Bis sich neu gepflanzte Farne, Gräser und langsam wachsende Stauden entwickeln, dauert es ein paar Jahre. Deshalb lohnt es sich zwischen Neupflanzungen und Gehölzen auch kurzlebige Pflanzen (Einjährige, Stauden) anzusiedeln. Über praktische Erfahrungen im waldartigen Park der Gärtnerei Blattgrün bei Rifferswil berichtet Elisabeth Jacob.

Auf den Flächen der ehemaligen Rhododendron-Baumschule hat sich in den letzten Jahrzehnten ein waldartiger Park entwickelt, in dem Rhododendron, Birken und Waldföhren die Struktur bilden. Zwei Teiche sind  dicht mit Wasserpflanzen bewachsen. Das Grundstück (1,2 ha) ist mit hohen Wildhecken eingefasst, die im Sommer Park, Gärtnerei und Wohnhaus völlig verdecken.
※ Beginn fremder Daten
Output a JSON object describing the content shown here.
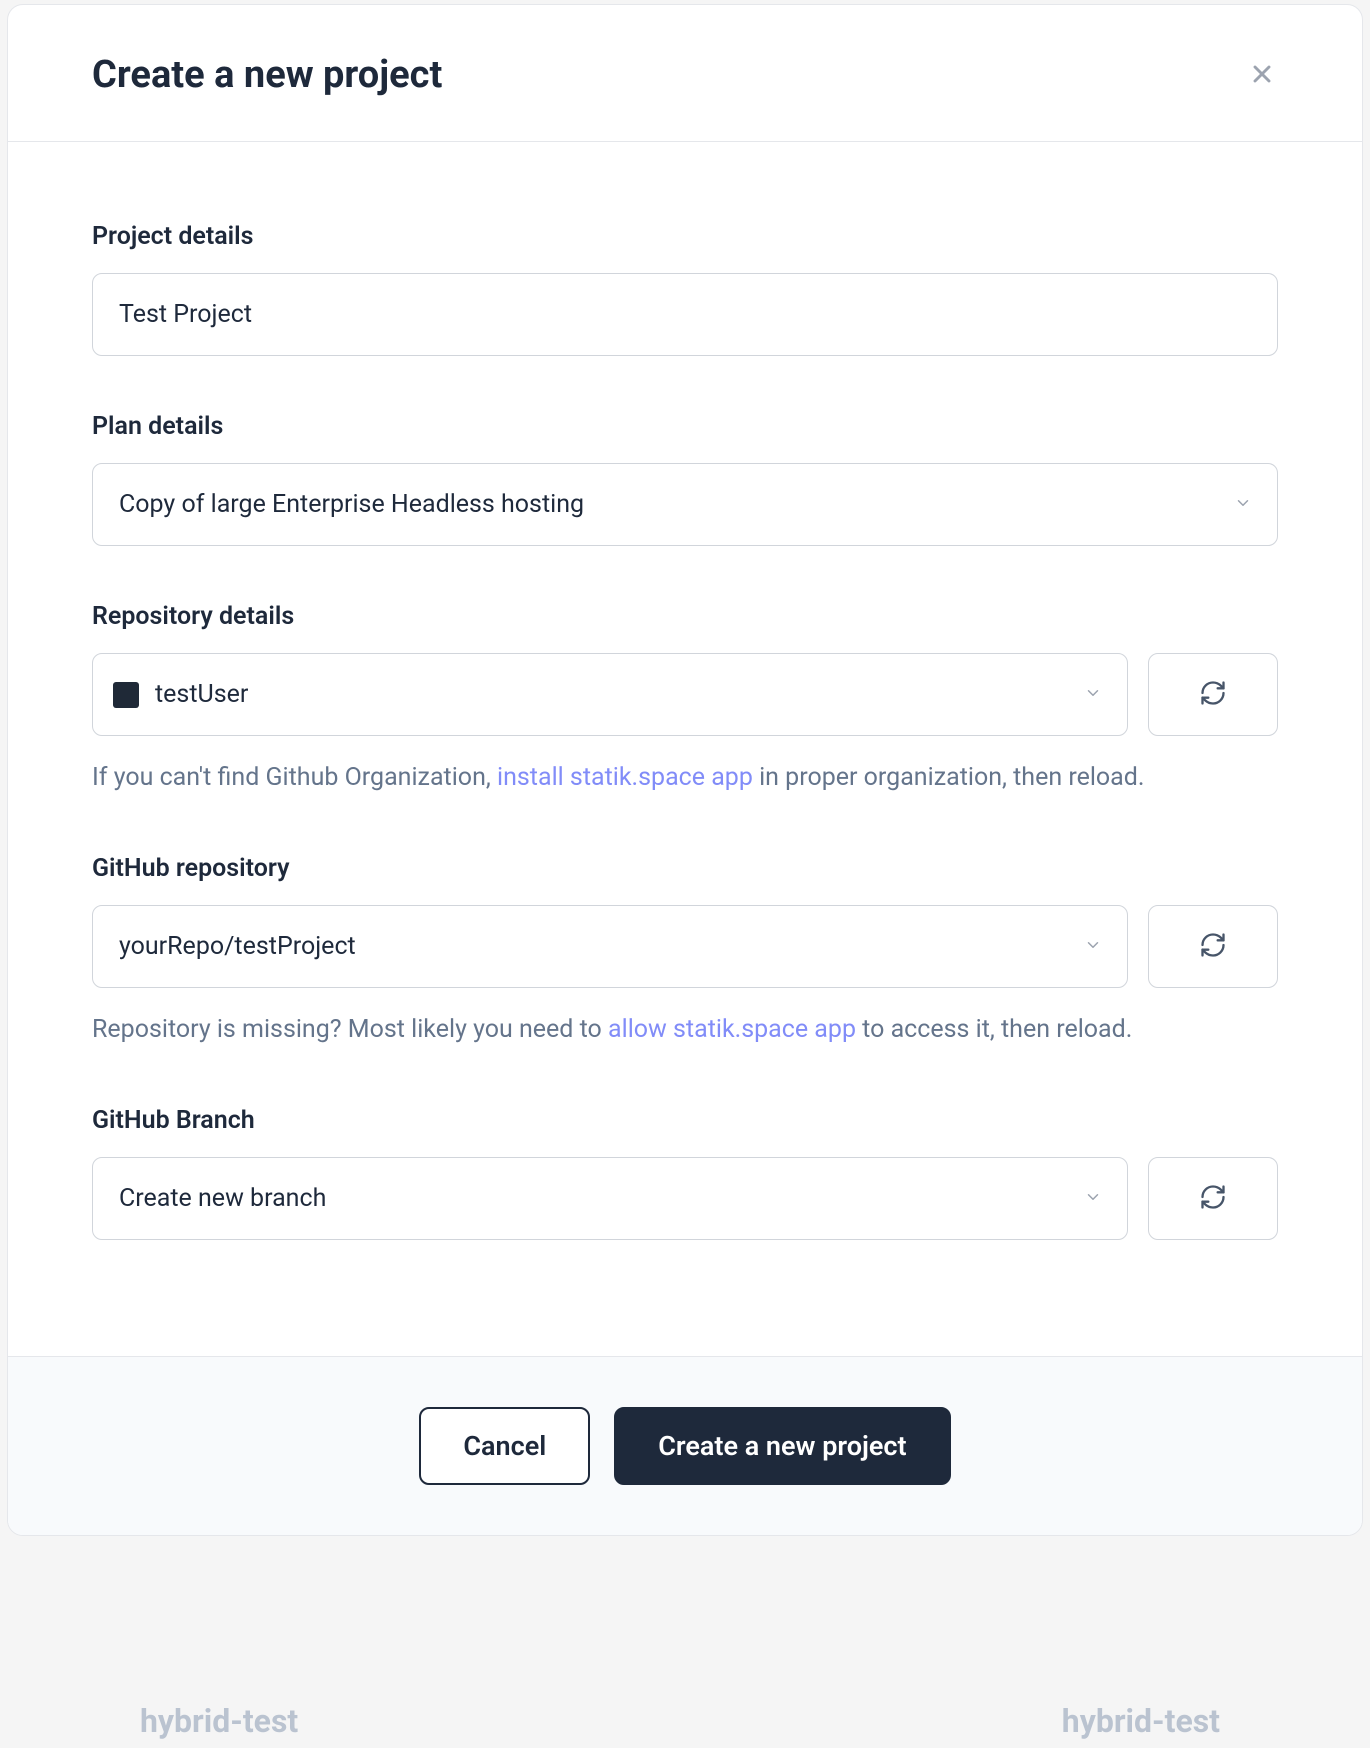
{
  "modal": {
    "title": "Create a new project"
  },
  "form": {
    "projectDetails": {
      "label": "Project details",
      "value": "Test Project"
    },
    "planDetails": {
      "label": "Plan details",
      "selected": "Copy of large Enterprise Headless hosting"
    },
    "repositoryDetails": {
      "label": "Repository details",
      "selected": "testUser",
      "helpText1": "If you can't find Github Organization, ",
      "helpLink": "install statik.space app",
      "helpText2": " in proper organization, then reload."
    },
    "githubRepository": {
      "label": "GitHub repository",
      "selected": "yourRepo/testProject",
      "helpText1": "Repository is missing? Most likely you need to ",
      "helpLink": "allow statik.space app",
      "helpText2": " to access it, then reload."
    },
    "githubBranch": {
      "label": "GitHub Branch",
      "selected": "Create new branch"
    }
  },
  "footer": {
    "cancel": "Cancel",
    "submit": "Create a new project"
  },
  "background": {
    "textLeft": "hybrid-test",
    "textRight": "hybrid-test"
  }
}
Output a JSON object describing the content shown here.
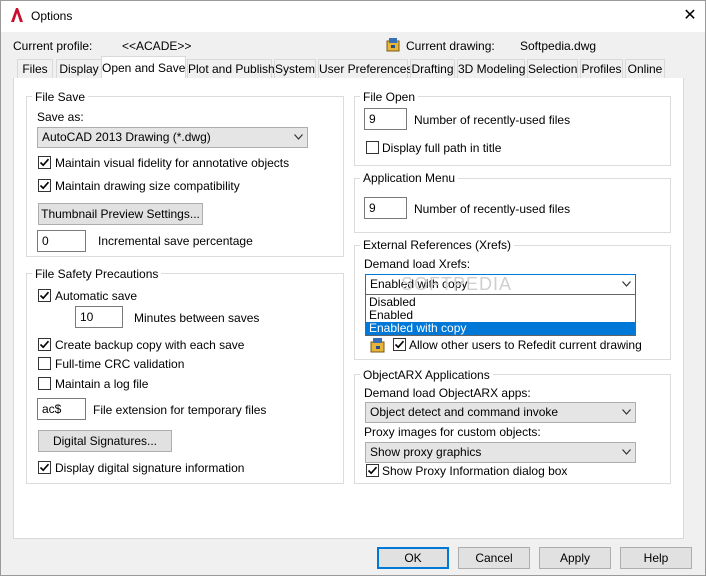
{
  "window": {
    "title": "Options"
  },
  "header": {
    "current_profile_label": "Current profile:",
    "current_profile_value": "<<ACADE>>",
    "current_drawing_label": "Current drawing:",
    "current_drawing_value": "Softpedia.dwg"
  },
  "tabs": [
    "Files",
    "Display",
    "Open and Save",
    "Plot and Publish",
    "System",
    "User Preferences",
    "Drafting",
    "3D Modeling",
    "Selection",
    "Profiles",
    "Online"
  ],
  "active_tab": "Open and Save",
  "file_save": {
    "title": "File Save",
    "save_as_label": "Save as:",
    "save_as_value": "AutoCAD 2013 Drawing (*.dwg)",
    "visual_fidelity": {
      "label": "Maintain visual fidelity for annotative objects",
      "checked": true
    },
    "drawing_size": {
      "label": "Maintain drawing size compatibility",
      "checked": true
    },
    "thumbnail_button": "Thumbnail Preview Settings...",
    "incremental_value": "0",
    "incremental_label": "Incremental save percentage"
  },
  "file_safety": {
    "title": "File Safety Precautions",
    "automatic_save": {
      "label": "Automatic save",
      "checked": true
    },
    "minutes_value": "10",
    "minutes_label": "Minutes between saves",
    "backup_copy": {
      "label": "Create backup copy with each save",
      "checked": true
    },
    "crc_validation": {
      "label": "Full-time CRC validation",
      "checked": false
    },
    "log_file": {
      "label": "Maintain a log file",
      "checked": false
    },
    "temp_ext_value": "ac$",
    "temp_ext_label": "File extension for temporary files",
    "digital_signatures_button": "Digital Signatures...",
    "display_signature": {
      "label": "Display digital signature information",
      "checked": true
    }
  },
  "file_open": {
    "title": "File Open",
    "recent_value": "9",
    "recent_label": "Number of recently-used files",
    "full_path": {
      "label": "Display full path in title",
      "checked": false
    }
  },
  "app_menu": {
    "title": "Application Menu",
    "recent_value": "9",
    "recent_label": "Number of recently-used files"
  },
  "xrefs": {
    "title": "External References (Xrefs)",
    "demand_load_label": "Demand load Xrefs:",
    "demand_load_value": "Enabled with copy",
    "dropdown_options": [
      "Disabled",
      "Enabled",
      "Enabled with copy"
    ],
    "selected_option": "Enabled with copy",
    "refedit": {
      "label": "Allow other users to Refedit current drawing",
      "checked": true
    }
  },
  "objectarx": {
    "title": "ObjectARX Applications",
    "demand_load_label": "Demand load ObjectARX apps:",
    "demand_load_value": "Object detect and command invoke",
    "proxy_label": "Proxy images for custom objects:",
    "proxy_value": "Show proxy graphics",
    "proxy_dialog": {
      "label": "Show Proxy Information dialog box",
      "checked": true
    }
  },
  "footer": {
    "ok": "OK",
    "cancel": "Cancel",
    "apply": "Apply",
    "help": "Help"
  },
  "watermark": "SOFTPEDIA",
  "colors": {
    "accent": "#0078d7",
    "app_icon": "#c8102e"
  }
}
Begleitpflanzen zu Rhododendron waren in der ehemaligen Baumschule, eher wenige vorhanden. Mehr Staudenvielfalt in die Rhododendron-Pflanzungen zu bringen, ist deshalb eines unserer Ziele. In einigen Bereichen haben wir die Gehölze aufgeastet, so dass sie einen anderen Charakter ausstrahlen. Den klassischen Heidepflanzen ist es an vielen Stellen zu feucht. Efeu, Waldsteinien und Vinca wachsen nur an wenigen passenden Stellen.

Bild: Park Blattgrün im Sommer (Ungricht)
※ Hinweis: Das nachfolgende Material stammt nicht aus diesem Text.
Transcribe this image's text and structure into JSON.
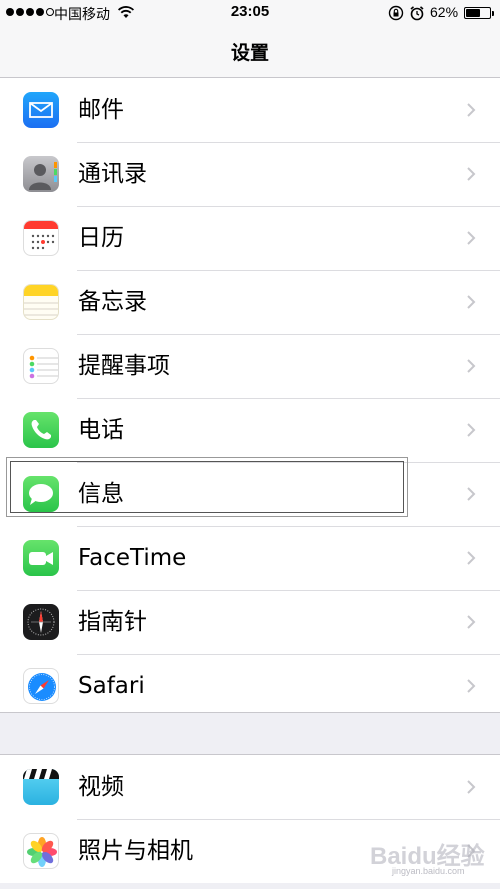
{
  "status_bar": {
    "carrier": "中国移动",
    "time": "23:05",
    "battery_percent": "62%",
    "battery_level": 0.62,
    "signal_bars": 4
  },
  "nav": {
    "title": "设置"
  },
  "group1": [
    {
      "label": "邮件",
      "icon": "mail-icon",
      "color": "#1d8ff6"
    },
    {
      "label": "通讯录",
      "icon": "contacts-icon",
      "color": "#8e8e93"
    },
    {
      "label": "日历",
      "icon": "calendar-icon",
      "color": "#ff3b30"
    },
    {
      "label": "备忘录",
      "icon": "notes-icon",
      "color": "#ffd426"
    },
    {
      "label": "提醒事项",
      "icon": "reminders-icon",
      "color": "#ffffff"
    },
    {
      "label": "电话",
      "icon": "phone-icon",
      "color": "#34c759"
    },
    {
      "label": "信息",
      "icon": "messages-icon",
      "color": "#34c759"
    },
    {
      "label": "FaceTime",
      "icon": "facetime-icon",
      "color": "#34c759"
    },
    {
      "label": "指南针",
      "icon": "compass-icon",
      "color": "#1c1c1e"
    },
    {
      "label": "Safari",
      "icon": "safari-icon",
      "color": "#1a8cff"
    }
  ],
  "group2": [
    {
      "label": "视频",
      "icon": "videos-icon",
      "color": "#3ec7e8"
    },
    {
      "label": "照片与相机",
      "icon": "photos-icon",
      "color": "#ffffff"
    }
  ],
  "watermark": {
    "text": "Baidu经验",
    "sub": "jingyan.baidu.com"
  }
}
Bild: Schmalblättriges Weidenröschen (Chamaenerion angustifolium 'Album' (RHS.ORG)

Weidenröschen und Ruprechtskraut

Auf manche Wildkräuter, die sich angesiedelt haben, möchten wir nicht verzichten. Gelegentlich ersetzen wir eine Art durch eine interessantere Sorte wie beispielsweise beim Schmalblättrigen Weidenröschen (Epilobium angustifolium ‚Album’ > neu: Chamaenerion angustifolium ‚Album’). In den extensiven Bereichen entlang von Teichen oder Hecken werden die andernorts ungeliebten Unkräuter zu erwünschten Wildkräutern, die Insekten Nahrung und Unterschlupf bieten. Brennessel, Springkraut, Schachtelhalm und Kriechender Hahnenfuss gehören beispielsweise dazu. Die Bitterkresse (Cardamine amara) soll auch in Salaten prima schmecken. An einigen Orten werden wir versuchen, sie  durch das Dreiblättrige Schaumkraut (Cardamine trifolia) zu ersetzen. Das Ruprechtskraut (Geranium robertianum) hat auch seine Nischen gefunden. In extensiv gepflegten Bereichen lassen wir es gerne stehen, während wir an anderen Stellen die weisse Form ‚Album’ oder ‚Celtic White’ aussäen.   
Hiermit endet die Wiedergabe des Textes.